There's an assumption that the number and intensity of references to sex and violence and otherwise "offensive" content has a certain upward trajectory across the years: each generation of parents complains about how media content is somehow worse than it was when they were young: more anti-social, dumber, or more harmful in some way. If you look at ALL media experiences, this trend seems to be holding. Yesterday, parents worried about rock and roll music and comic books, today they worry about video games and Facebook. Mind you, I don't think that this cycle of worry has anything to do with the actual effects of these media experiences: most of the people on either side of these moral panics aren't very interested in empirically testing their claims. Nevertheless, content analyses of media experiences would, I think, show a kind of evolution over time, with some taboo activity (typically related to sex or violence) getting more numerous, intense, and realistic as time goes on.
But if you look WITHIN a certain medium, like popular music, I'm not sure the trend holds. Have the lyrics of songs gotten "worse" - more references to sex, drugs, violence, other taboo subjects - over the past 20 years? Two things make me think they have not obeyed this upward trajectory.
1: personal experience. I admit, I'm an old fogey. I'm 36, I mostly listen to music that was written last century (and occasionally before that), but I listen to pop radio on a semi-regular basis and absorb aspects of most cultural trends in the way that any user of meme-based entertainment websites does. I can still detect the shifts in popular genres of music (the ascendance of EDM for example). Of course, there are small sub-genres I'm completely unaware of, but that was always the case: there were always musical niches listened to by the minority of listeners, and often those were the places where future popular music would arise from. But I'm willing to bet that even if you sampled music from every genre you could find, even the small ones, the lyrics would not be any "worse" than they were in the 1990's. So I guess I'm making two claims: the "worst of the worst" in lyrics today is no worse than it was in the 90's, AND the average popular song is no "worse" in lyrics today than it was at that point. The extent to which lyrics of popular music were anti-social and taboo-violating peaked in the 90's (but maybe I'm just saying this because it was the time when I came of age, when I was rebelling, seeking out the "worst" lyrics I could find).

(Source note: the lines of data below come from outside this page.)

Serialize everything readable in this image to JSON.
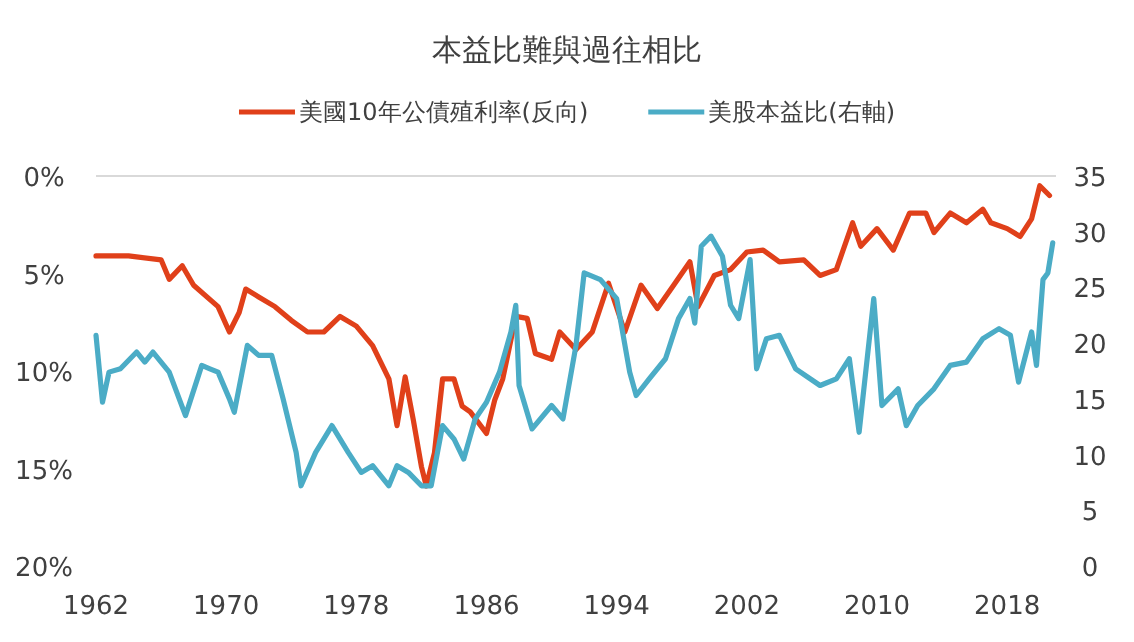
{
  "chart_data": {
    "type": "line",
    "title": "本益比難與過往相比",
    "legend": "top",
    "xlim": [
      1962,
      2021
    ],
    "xticks": [
      1962,
      1970,
      1978,
      1986,
      1994,
      2002,
      2010,
      2018
    ],
    "ylim": [
      20,
      0
    ],
    "yticks": [
      {
        "value": 0,
        "label": "0%"
      },
      {
        "value": 5,
        "label": "5%"
      },
      {
        "value": 10,
        "label": "10%"
      },
      {
        "value": 15,
        "label": "15%"
      },
      {
        "value": 20,
        "label": "20%"
      }
    ],
    "y2lim": [
      0,
      35
    ],
    "y2ticks": [
      0,
      5,
      10,
      15,
      20,
      25,
      30,
      35
    ],
    "series": [
      {
        "name": "美國10年公債殖利率(反向)",
        "color": "#e0401a",
        "x": [
          1962,
          1964,
          1966,
          1966.5,
          1967.3,
          1968,
          1969.5,
          1970.2,
          1970.8,
          1971.2,
          1972,
          1973,
          1974,
          1975,
          1976,
          1977,
          1978,
          1979,
          1980,
          1980.5,
          1981,
          1981.5,
          1982,
          1982.3,
          1982.8,
          1983.3,
          1984,
          1984.5,
          1985,
          1986,
          1986.5,
          1987,
          1987.8,
          1988.5,
          1989,
          1990,
          1990.5,
          1991.5,
          1992.5,
          1993.5,
          1994.5,
          1995.5,
          1996.5,
          1997.5,
          1998.5,
          1999,
          2000,
          2001,
          2002,
          2003,
          2004,
          2005.5,
          2006.5,
          2007.5,
          2008.5,
          2009,
          2010,
          2011,
          2012,
          2013,
          2013.5,
          2014.5,
          2015.5,
          2016.5,
          2017,
          2018,
          2018.8,
          2019.5,
          2020,
          2020.6
        ],
        "values": [
          4.1,
          4.1,
          4.3,
          5.3,
          4.6,
          5.6,
          6.7,
          8.0,
          7.0,
          5.8,
          6.2,
          6.7,
          7.4,
          8.0,
          8.0,
          7.2,
          7.7,
          8.7,
          10.4,
          12.8,
          10.3,
          12.5,
          14.9,
          15.9,
          14.2,
          10.4,
          10.4,
          11.8,
          12.1,
          13.2,
          11.5,
          10.4,
          7.2,
          7.3,
          9.1,
          9.4,
          8.0,
          8.9,
          8.0,
          5.5,
          8.0,
          5.6,
          6.8,
          5.6,
          4.4,
          6.7,
          5.1,
          4.8,
          3.9,
          3.8,
          4.4,
          4.3,
          5.1,
          4.8,
          2.4,
          3.6,
          2.7,
          3.8,
          1.9,
          1.9,
          2.9,
          1.9,
          2.4,
          1.7,
          2.4,
          2.7,
          3.1,
          2.2,
          0.5,
          1.0
        ]
      },
      {
        "name": "美股本益比(右軸)",
        "color": "#4bacc6",
        "axis": "y2",
        "x": [
          1962,
          1962.4,
          1962.8,
          1963.5,
          1964.5,
          1965,
          1965.5,
          1966.5,
          1967.5,
          1968.5,
          1969,
          1969.5,
          1970.2,
          1970.5,
          1971.3,
          1972,
          1972.8,
          1973.5,
          1974.3,
          1974.6,
          1975.5,
          1976.5,
          1977.5,
          1978.3,
          1979,
          1980,
          1980.5,
          1981.2,
          1982,
          1982.6,
          1983.3,
          1984,
          1984.6,
          1985.3,
          1986,
          1986.8,
          1987.5,
          1987.8,
          1988,
          1988.8,
          1990,
          1990.7,
          1991.5,
          1992,
          1993,
          1994,
          1994.8,
          1995.2,
          1996,
          1997,
          1997.8,
          1998.5,
          1998.8,
          1999.2,
          1999.8,
          2000.5,
          2001,
          2001.5,
          2002.2,
          2002.6,
          2003.2,
          2004,
          2005,
          2006.5,
          2007.5,
          2008.3,
          2008.9,
          2009.8,
          2010.3,
          2011.3,
          2011.8,
          2012.5,
          2013.5,
          2014.5,
          2015.5,
          2016.5,
          2017.5,
          2018.2,
          2018.7,
          2019.5,
          2019.8,
          2020.2,
          2020.5,
          2020.8
        ],
        "values": [
          20.7,
          14.7,
          17.4,
          17.7,
          19.2,
          18.3,
          19.2,
          17.4,
          13.5,
          18.0,
          17.7,
          17.4,
          15.0,
          13.8,
          19.8,
          18.9,
          18.9,
          15.0,
          10.2,
          7.2,
          10.2,
          12.6,
          10.2,
          8.4,
          9.0,
          7.2,
          9.0,
          8.4,
          7.2,
          7.2,
          12.6,
          11.4,
          9.6,
          13.2,
          14.7,
          17.4,
          21.0,
          23.4,
          16.2,
          12.3,
          14.4,
          13.2,
          19.8,
          26.3,
          25.7,
          24.0,
          17.4,
          15.3,
          16.8,
          18.6,
          22.2,
          24.0,
          21.8,
          28.7,
          29.6,
          27.8,
          23.4,
          22.2,
          27.5,
          17.7,
          20.4,
          20.7,
          17.7,
          16.2,
          16.8,
          18.6,
          12.0,
          24.0,
          14.4,
          15.9,
          12.6,
          14.4,
          15.9,
          18.0,
          18.3,
          20.4,
          21.3,
          20.7,
          16.5,
          21.0,
          18.0,
          25.7,
          26.3,
          29.0
        ]
      }
    ]
  }
}
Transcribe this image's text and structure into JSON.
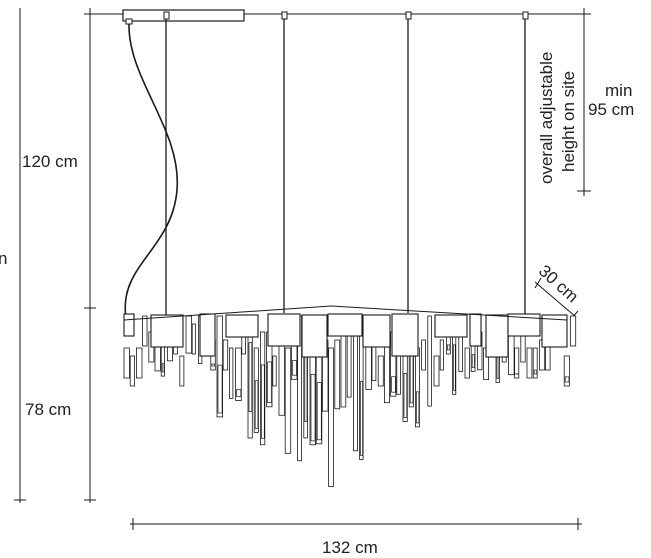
{
  "labels": {
    "total_height_cut": "n",
    "cable_length": "120 cm",
    "body_height": "78 cm",
    "width": "132 cm",
    "depth": "30 cm",
    "adjustable_line1": "overall adjustable",
    "adjustable_line2": "height on site",
    "min_line1": "min",
    "min_line2": "95 cm"
  },
  "colors": {
    "line": "#1a1a1a",
    "text": "#222222"
  }
}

2. Crime rates in the United States. I recall that many people - pundits, scholars, and everybody else - looked at the trend in violent crimes in the US during the 20th century and assumed that the upward trend would just continue. But it didn't. Murder rates, burglary, you-name-it have all fallen since the 90's. There are many reasons for this, I'm sure, but it made me think about lyrics and certain assumptions about lyrics simply because it was another case of people being mistaken about a trend continuing unabated. I'm not saying these two trends (assuming the lyrical trend is real), which would be more-or-less simultaneous, are causally related (though if I had to speculate, I would say that the lyrics reflect social reality and not the other way around, or its a reciprocal relationship). It just got me thinking that trends are often part of cycles, not inexorable laws with one trajectory.
Of course this is just a hunch. I'm looking for a quick way to do a little content analysis to test this hunch. There are a lot of useful databases out there now, so I assume it could be done.
To return to my point about lyrics and their place in the media environment: I get the sense that teen rebellion (or just rebellion in general) is no longer the domain of popular music. Lyrics went about as far as they could go in terms of violating taboos. The internet clearly allows for more rebellion, more anti-social behavior (not only in word, but in deed), which, I suppose, underscores the importance of taking a holistic view of media use, whether you're a parent, a scholar, or both.